What is the Eurodollar Market?
The most important and least understood driver of global financial markets.
‘Temporary’ changes to the rule of law during times of crisis have rarely remained temporary.
Since the end of the 1990s, there has been a mass accumulation of foreign reserve assets by global Central Banks. These monetary authorities have been exchanging their domestic reserves (cash in national currencies) for less-volatile foreign assets (primarily the US Dollar, Euro, British Pound, Gold and IMF-related deposits). This diversification of cash reserves is meant to, at least partially, shield their economies from internal crisis and trade imbalances (importing and exporting goods via differing currencies), both of which can leave a country in a vulnerable position and lead to multiple negative outcomes, one being the depreciation of the national currency.
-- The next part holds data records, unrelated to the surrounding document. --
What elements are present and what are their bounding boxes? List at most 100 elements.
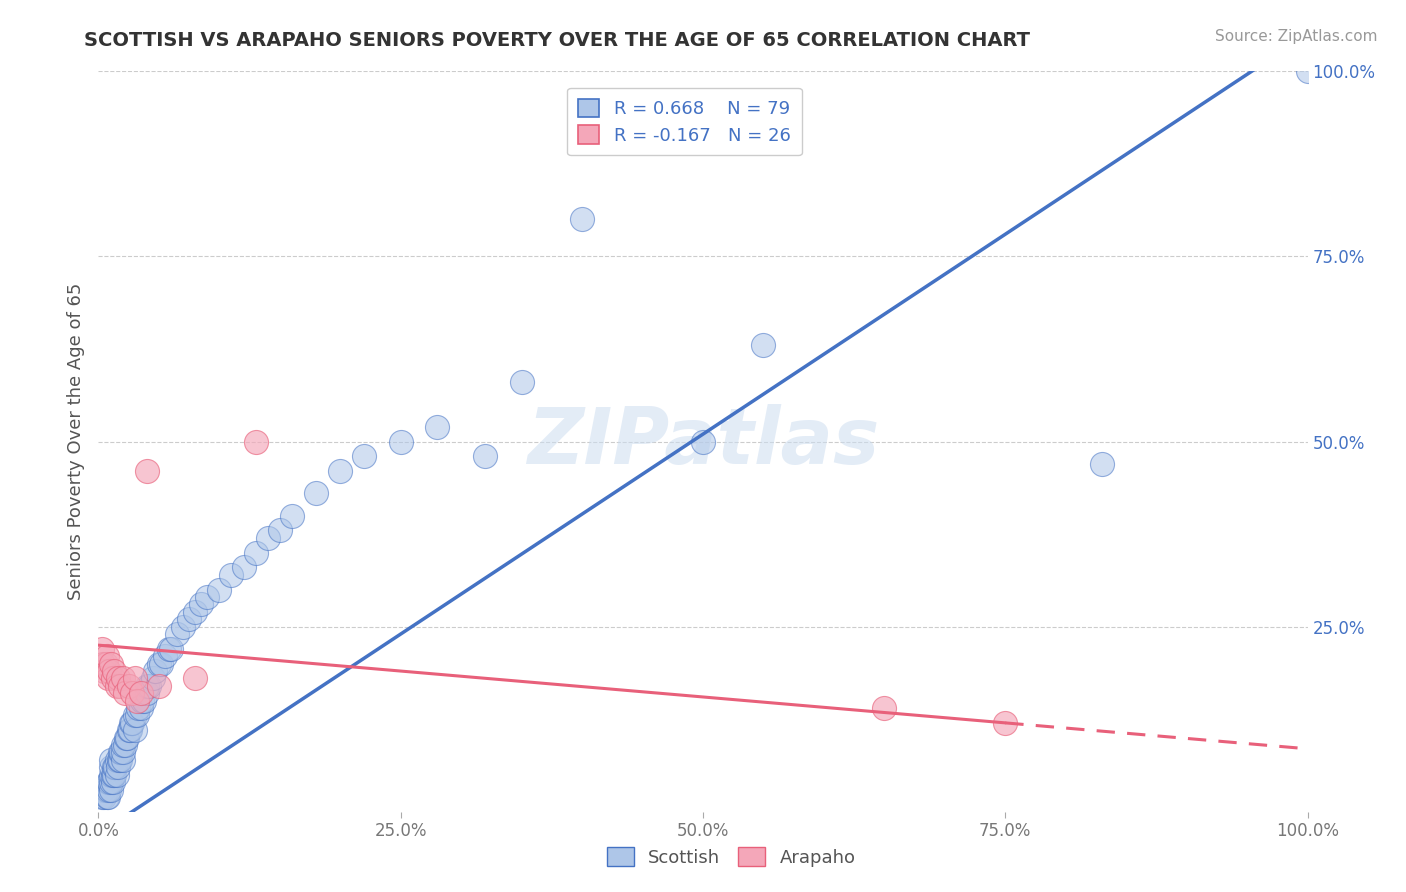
Point — [97, 775, 120, 789]
Point — [118, 679, 141, 693]
Point — [166, 627, 188, 641]
Point — [135, 686, 157, 700]
Point — [110, 746, 132, 760]
Point — [100, 657, 122, 671]
Point — [127, 694, 149, 708]
Point — [245, 434, 267, 449]
Point — [232, 560, 254, 574]
Point — [129, 686, 152, 700]
Point — [129, 701, 152, 715]
Point — [571, 212, 593, 227]
Point — [148, 657, 170, 671]
Point — [107, 672, 129, 686]
Point — [96, 782, 118, 797]
Point — [127, 708, 149, 723]
Point — [100, 760, 122, 774]
Point — [134, 694, 156, 708]
Point — [111, 753, 134, 767]
Point — [281, 508, 304, 523]
Point — [143, 664, 166, 678]
Point — [104, 760, 127, 774]
Point — [510, 376, 533, 390]
Point — [160, 641, 183, 656]
Text: ZIPatlas: ZIPatlas — [527, 403, 879, 480]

This makes total sense (and seems to be an asset allocation strategy straight out of Ray Dalio’s Diversify! Diversify! Diversify! playbook), especially in a more interconnected global economy that is the result of what we commonly refer to as globalization.
These reserves are important because they add economic incentives for countries to cooperate and behave – if a country owns most of its “savings” in US Dollars, it’s incentivized to see the US Dollar perform as a reliable store of value – as well as make trade amongst countries much more fluid, which increases the stability of the world's economy.